Hi there, we are in the process of testing to work out what we need, but rather worringly as we have now loaded a data set more akin to our data we are getting inconsistent results which we didn’t see at lower volumes. Some examples are posted below, if I add a space, remove add a word remove i’m seeing different results some higher and lower than before. See screenshots below. Can you advise please?

1 Like

Hi @rob.severs,
That’s a good question. So there are two reasons that explain why the number of hits returned may be different when performing the query several times:

1. Presence (or not) of a white space at the end of the search query: "bmw 3 series leather seat" VS "bmw 3 series leather seat "
By default, the last query word is always considered as a prefixed word. In other words, the query word seat may match records with the word seat (= exact match), but also match with the words seats or seattle. As soon as there is a space added to the end of the search query, the engine considers that the user want has done with that word, and stops considering it as a potential prefix. => Resulting in less matching results.

Note: You have the possibility to change this default behaviour using the queryType index setting.

2. Search engine design and behaviour
By design, and in order to return results in just a few milliseconds, our engine has a timeout mechanism that prevents search queries to spend too much time finding all the possible hits in case the dataset is large.
That has no impact on the result themselves or their ranking, but has a small downside on the nbHits value returned. That one may be exhaustive or be an approximation in case the timeout logic gets triggered.

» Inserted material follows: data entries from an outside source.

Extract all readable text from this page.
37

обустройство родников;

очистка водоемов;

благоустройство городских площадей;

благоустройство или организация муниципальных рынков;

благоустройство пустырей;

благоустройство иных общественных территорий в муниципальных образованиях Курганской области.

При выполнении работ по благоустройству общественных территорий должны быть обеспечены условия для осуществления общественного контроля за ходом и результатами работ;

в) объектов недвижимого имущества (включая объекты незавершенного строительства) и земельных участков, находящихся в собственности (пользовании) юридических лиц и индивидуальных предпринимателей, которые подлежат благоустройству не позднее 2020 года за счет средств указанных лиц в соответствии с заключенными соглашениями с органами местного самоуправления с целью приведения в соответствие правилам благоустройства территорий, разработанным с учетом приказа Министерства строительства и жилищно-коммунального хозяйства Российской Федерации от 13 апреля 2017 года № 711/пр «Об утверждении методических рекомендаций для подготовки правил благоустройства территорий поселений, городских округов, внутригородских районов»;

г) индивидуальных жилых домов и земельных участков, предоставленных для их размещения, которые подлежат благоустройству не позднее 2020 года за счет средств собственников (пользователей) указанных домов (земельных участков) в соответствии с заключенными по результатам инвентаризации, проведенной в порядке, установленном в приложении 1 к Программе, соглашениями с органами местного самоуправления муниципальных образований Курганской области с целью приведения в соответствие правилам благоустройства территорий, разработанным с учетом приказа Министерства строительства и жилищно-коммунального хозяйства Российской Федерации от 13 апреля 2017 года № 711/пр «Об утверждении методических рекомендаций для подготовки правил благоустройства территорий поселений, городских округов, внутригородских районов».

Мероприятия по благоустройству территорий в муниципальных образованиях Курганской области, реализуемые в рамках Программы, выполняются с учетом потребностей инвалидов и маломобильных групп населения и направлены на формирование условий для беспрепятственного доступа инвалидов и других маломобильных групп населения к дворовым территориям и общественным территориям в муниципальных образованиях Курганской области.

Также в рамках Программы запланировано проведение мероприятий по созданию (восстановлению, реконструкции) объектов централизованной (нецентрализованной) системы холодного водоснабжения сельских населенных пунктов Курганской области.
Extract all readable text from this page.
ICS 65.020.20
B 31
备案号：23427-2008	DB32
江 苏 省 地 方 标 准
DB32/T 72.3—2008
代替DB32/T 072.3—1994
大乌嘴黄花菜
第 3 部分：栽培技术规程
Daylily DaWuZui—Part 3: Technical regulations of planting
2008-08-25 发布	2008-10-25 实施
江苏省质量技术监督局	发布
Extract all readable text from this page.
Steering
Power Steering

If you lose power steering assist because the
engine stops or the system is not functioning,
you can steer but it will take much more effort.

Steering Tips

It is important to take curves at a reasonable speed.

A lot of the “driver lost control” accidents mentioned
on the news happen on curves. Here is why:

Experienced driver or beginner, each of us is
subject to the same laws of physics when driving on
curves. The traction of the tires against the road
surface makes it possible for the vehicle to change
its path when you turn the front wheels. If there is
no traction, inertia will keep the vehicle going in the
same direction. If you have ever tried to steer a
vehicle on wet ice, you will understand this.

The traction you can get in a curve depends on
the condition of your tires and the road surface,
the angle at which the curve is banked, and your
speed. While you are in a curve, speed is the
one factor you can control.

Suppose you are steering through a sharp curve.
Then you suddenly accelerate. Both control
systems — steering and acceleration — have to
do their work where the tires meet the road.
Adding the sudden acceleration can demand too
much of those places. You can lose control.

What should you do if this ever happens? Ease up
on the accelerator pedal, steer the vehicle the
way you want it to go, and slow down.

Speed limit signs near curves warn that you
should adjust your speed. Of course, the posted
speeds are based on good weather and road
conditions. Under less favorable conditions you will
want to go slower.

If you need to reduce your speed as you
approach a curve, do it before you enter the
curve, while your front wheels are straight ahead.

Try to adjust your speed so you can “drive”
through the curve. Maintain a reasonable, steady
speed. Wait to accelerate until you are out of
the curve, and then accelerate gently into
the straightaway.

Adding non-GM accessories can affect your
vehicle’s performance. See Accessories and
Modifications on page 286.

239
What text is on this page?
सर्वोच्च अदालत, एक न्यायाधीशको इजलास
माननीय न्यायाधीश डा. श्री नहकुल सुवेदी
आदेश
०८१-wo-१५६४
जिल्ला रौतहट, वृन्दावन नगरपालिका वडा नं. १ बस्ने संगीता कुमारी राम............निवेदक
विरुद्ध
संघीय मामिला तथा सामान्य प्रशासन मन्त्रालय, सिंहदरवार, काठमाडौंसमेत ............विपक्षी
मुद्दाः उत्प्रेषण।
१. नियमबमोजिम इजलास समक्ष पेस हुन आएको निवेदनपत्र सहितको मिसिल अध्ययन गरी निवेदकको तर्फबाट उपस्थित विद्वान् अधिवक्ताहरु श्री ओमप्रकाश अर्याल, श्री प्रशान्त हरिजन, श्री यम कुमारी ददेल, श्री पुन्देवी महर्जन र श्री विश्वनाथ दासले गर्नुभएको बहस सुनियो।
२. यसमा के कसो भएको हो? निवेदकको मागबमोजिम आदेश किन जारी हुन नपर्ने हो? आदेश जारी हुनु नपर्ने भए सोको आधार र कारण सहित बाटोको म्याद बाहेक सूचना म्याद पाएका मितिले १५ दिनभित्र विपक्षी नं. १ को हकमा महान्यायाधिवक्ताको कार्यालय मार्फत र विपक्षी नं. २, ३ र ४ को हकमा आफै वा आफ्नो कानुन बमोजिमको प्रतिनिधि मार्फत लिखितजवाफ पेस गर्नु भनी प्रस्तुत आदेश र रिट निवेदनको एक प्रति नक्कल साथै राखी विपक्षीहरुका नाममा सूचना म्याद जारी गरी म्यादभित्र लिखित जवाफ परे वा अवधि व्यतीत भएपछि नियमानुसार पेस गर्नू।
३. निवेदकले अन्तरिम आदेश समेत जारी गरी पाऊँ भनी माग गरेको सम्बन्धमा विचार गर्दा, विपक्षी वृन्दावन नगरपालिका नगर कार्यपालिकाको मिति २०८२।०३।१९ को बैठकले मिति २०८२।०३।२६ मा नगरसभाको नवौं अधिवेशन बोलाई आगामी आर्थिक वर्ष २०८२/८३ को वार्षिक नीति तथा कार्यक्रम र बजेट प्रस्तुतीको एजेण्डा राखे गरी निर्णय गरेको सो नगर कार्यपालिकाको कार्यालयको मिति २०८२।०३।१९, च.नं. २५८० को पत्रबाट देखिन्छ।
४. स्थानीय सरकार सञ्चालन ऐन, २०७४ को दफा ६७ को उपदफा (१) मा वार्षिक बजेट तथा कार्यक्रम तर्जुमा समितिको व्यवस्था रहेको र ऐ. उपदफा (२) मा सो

In addition to the hits, you can find in the JSON response returned for each search query, the two following attributes:

  • "exhaustiveFacetsCount":false
  • "exhaustiveNbHits":false

When equal to false, it means that the nbHits or facetsCount have been estimated, and cannot be considered as exhaustive.

As the engine doesn’t cache any of the search results, when a same search query is sent twice in the raw to Algolia, it’s totally possible that the hardware can process more / less results in the same amount of time. Resulting in variations in the nbHits.

=> As a best practice we recommend not displaying the number of hits and/or facet counts when "exhaustiveFacetsCount" and "exhaustiveNbHits" are respectively equal to false.

2 Likes

@alex hi, would a dedicated enterprise instance give a better chance of the counts returning within time?

Hi @steve.flitcroft,
Moving to a dedicated enterprise instance will for sure give you better performance at both indexing and query time, in addition to additional features like Personalisation, dedicated Solutions Engineer, …

We’d need to run some test on your dataset in order to know more precisely what would be the gain.
Would you like to setup a call later this week to discuss about it?

@alex lex, Happy to have a chat Thursday if that suits, I have been dealing with ben btw from the sales/demo perspective

Hi @steve.flitcroft,
I understand that you’re in touch with my colleagues @olance and @benjamin.digne
I’ve briefed them on the exchanges we had, and they will follow up with you.